Gie adalah mahasiswa Universitas Indonesia,
Fakultas Sastra, Jurusan Sejarah. Bahkan sampai saat ini mahasiswa Jurusan
Sastra masih sering dicemooh karena dianggap akan sulit mencari pekerjaan,
bukan? Kecintaan Gie pada sastra tidak bisa dipisahkan dari kehidupan
keluarganya. Ayahnya, Soe Li Pit adalah seorang novelis. Ia dan kakaknya
(budayawan, filsuf, dan dosen Australian National University Arief Budiman)

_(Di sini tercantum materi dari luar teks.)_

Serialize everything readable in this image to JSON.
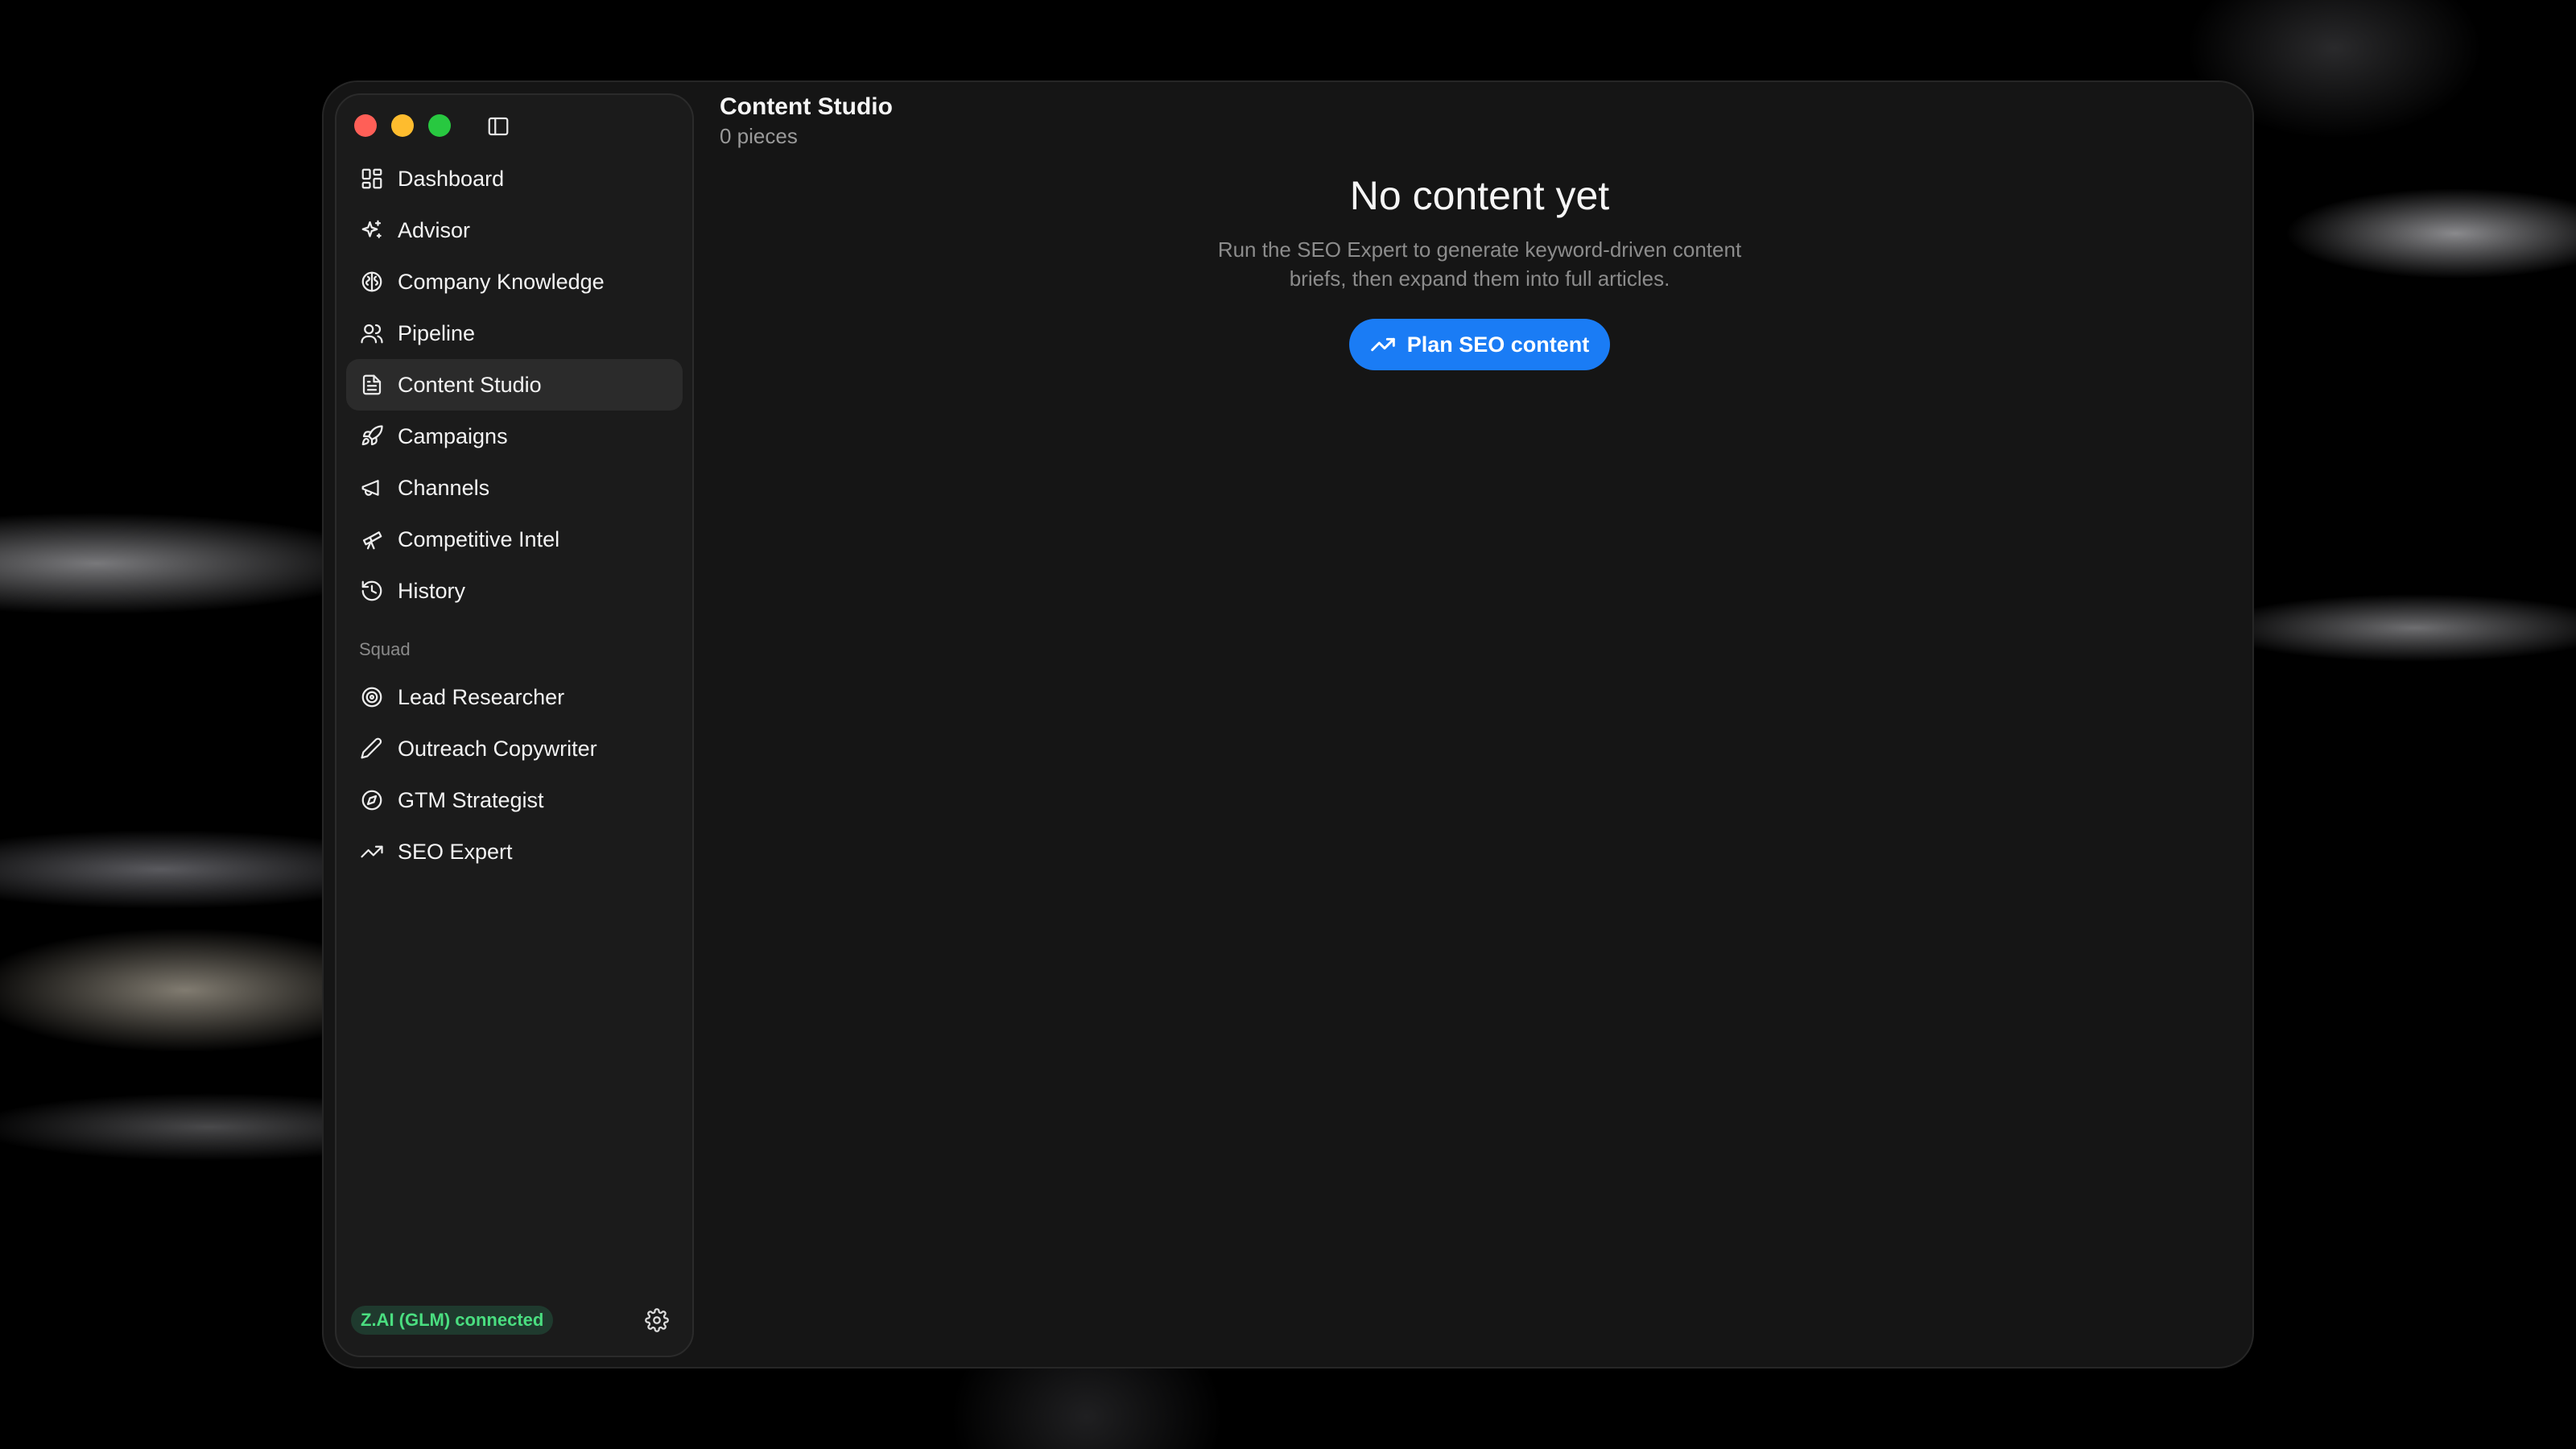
{
  "sidebar": {
    "items": [
      {
        "label": "Dashboard",
        "icon": "dashboard-icon"
      },
      {
        "label": "Advisor",
        "icon": "sparkles-icon"
      },
      {
        "label": "Company Knowledge",
        "icon": "brain-icon"
      },
      {
        "label": "Pipeline",
        "icon": "users-icon"
      },
      {
        "label": "Content Studio",
        "icon": "document-icon",
        "active": true
      },
      {
        "label": "Campaigns",
        "icon": "rocket-icon"
      },
      {
        "label": "Channels",
        "icon": "megaphone-icon"
      },
      {
        "label": "Competitive Intel",
        "icon": "telescope-icon"
      },
      {
        "label": "History",
        "icon": "history-icon"
      }
    ],
    "squad_title": "Squad",
    "squad": [
      {
        "label": "Lead Researcher",
        "icon": "target-icon"
      },
      {
        "label": "Outreach Copywriter",
        "icon": "pen-icon"
      },
      {
        "label": "GTM Strategist",
        "icon": "compass-icon"
      },
      {
        "label": "SEO Expert",
        "icon": "trending-up-icon"
      }
    ],
    "status": "Z.AI (GLM) connected"
  },
  "main": {
    "title": "Content Studio",
    "subtitle": "0 pieces",
    "empty": {
      "title": "No content yet",
      "description": "Run the SEO Expert to generate keyword-driven content briefs, then expand them into full articles.",
      "button_label": "Plan SEO content"
    }
  },
  "colors": {
    "accent": "#1a7cf5",
    "status_green": "#4ade80",
    "window_bg": "#151515",
    "sidebar_bg": "#1b1b1b"
  }
}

banyak menghabiskan waktu untuk membaca di perpustakaan umum sejak mereka masih
kecil.
Tjerita Dari Blora, Pramoedya
Semasa SMP, Gie sudah membaca buku langka
karangan Pramoedya Ananta Toer yang berjudul “Cerita Dari Blora”. Masuk ke SMA,
Gie memilih untuk konsisten menekuni jalur sastra. Ia masuk ke SMA Kolese
Kanisius dengan mengambil Jurusan Sastra. Tidak peduli kakaknya masuk ke
Jurusan Ilmu Alam yang lebih bergengsi.
Keberhasilan Gie menyuarakan opininya lewat
berbagai esai kritis jadi bukti pentingnya menuruti panggilan hatimu. Gak usah
dengerin apa kata orang kalau mereka bilang pilihan jurusanmu nggak akan bisa
menghidupimu kelak. Mutiara akan tetap jadi mutiara kok, dimanapun dia
diletakkan.
2. Selalu Menyatakan Keberpihakan
Terus menunjukkan keberpihakan
Gie tidak pernah memilih hidup di arena
abu-abu. Ia selalu menyatakan keberpihakannya dalam setiap isu. Bahkan waktu
SMP dia pernah tidak naik kelas karena berani mengungkapkan pendapatnya pada
guru. Dihadapkan pada otoritas, Gie tidak menyerah. Karena merasa benar, ia
memilih untuk pindah sekolah.
“Lebih baik diasingkan daripada menyerah pada
kemunafikan”
Kutipan kata-kata Gie diatas memang
benar-benar jadi pedomannya selama hidup. Semasa kuliah Gie jadi aktivis yang
sangat vokal untuk menentang upaya hegemoni Orde Lama. Dia menggalakkan forum
diskusi dan klub film di UI. Gie pun memilih untuk menulis bagi surat kabar
yang beraliran kiri.
Pandangan Gie terhadap otoritas guru
Keberanian Gie membuatnya jadi salah satu
aktivis paling dicari pada masa pemerintahan Soekarno. Gie dianggap terlalu
berani melawan penguasa. Bahkan ibu dan kakaknya tidak bisa memahami mengapa
Gie harus segetol itu menunjukkan sikapnya yang berseberangan. Beberapa
rekannya juga menjauh, karena enggan dianggap sama vokalnya. Gie tidak gentar
menghadapi semua itu.
Soe Hok Gie dengan gagah menunjukkan
keberaniannya. Tidak peduli apapun yang harus dihadapi, ia hanya enggan apatis.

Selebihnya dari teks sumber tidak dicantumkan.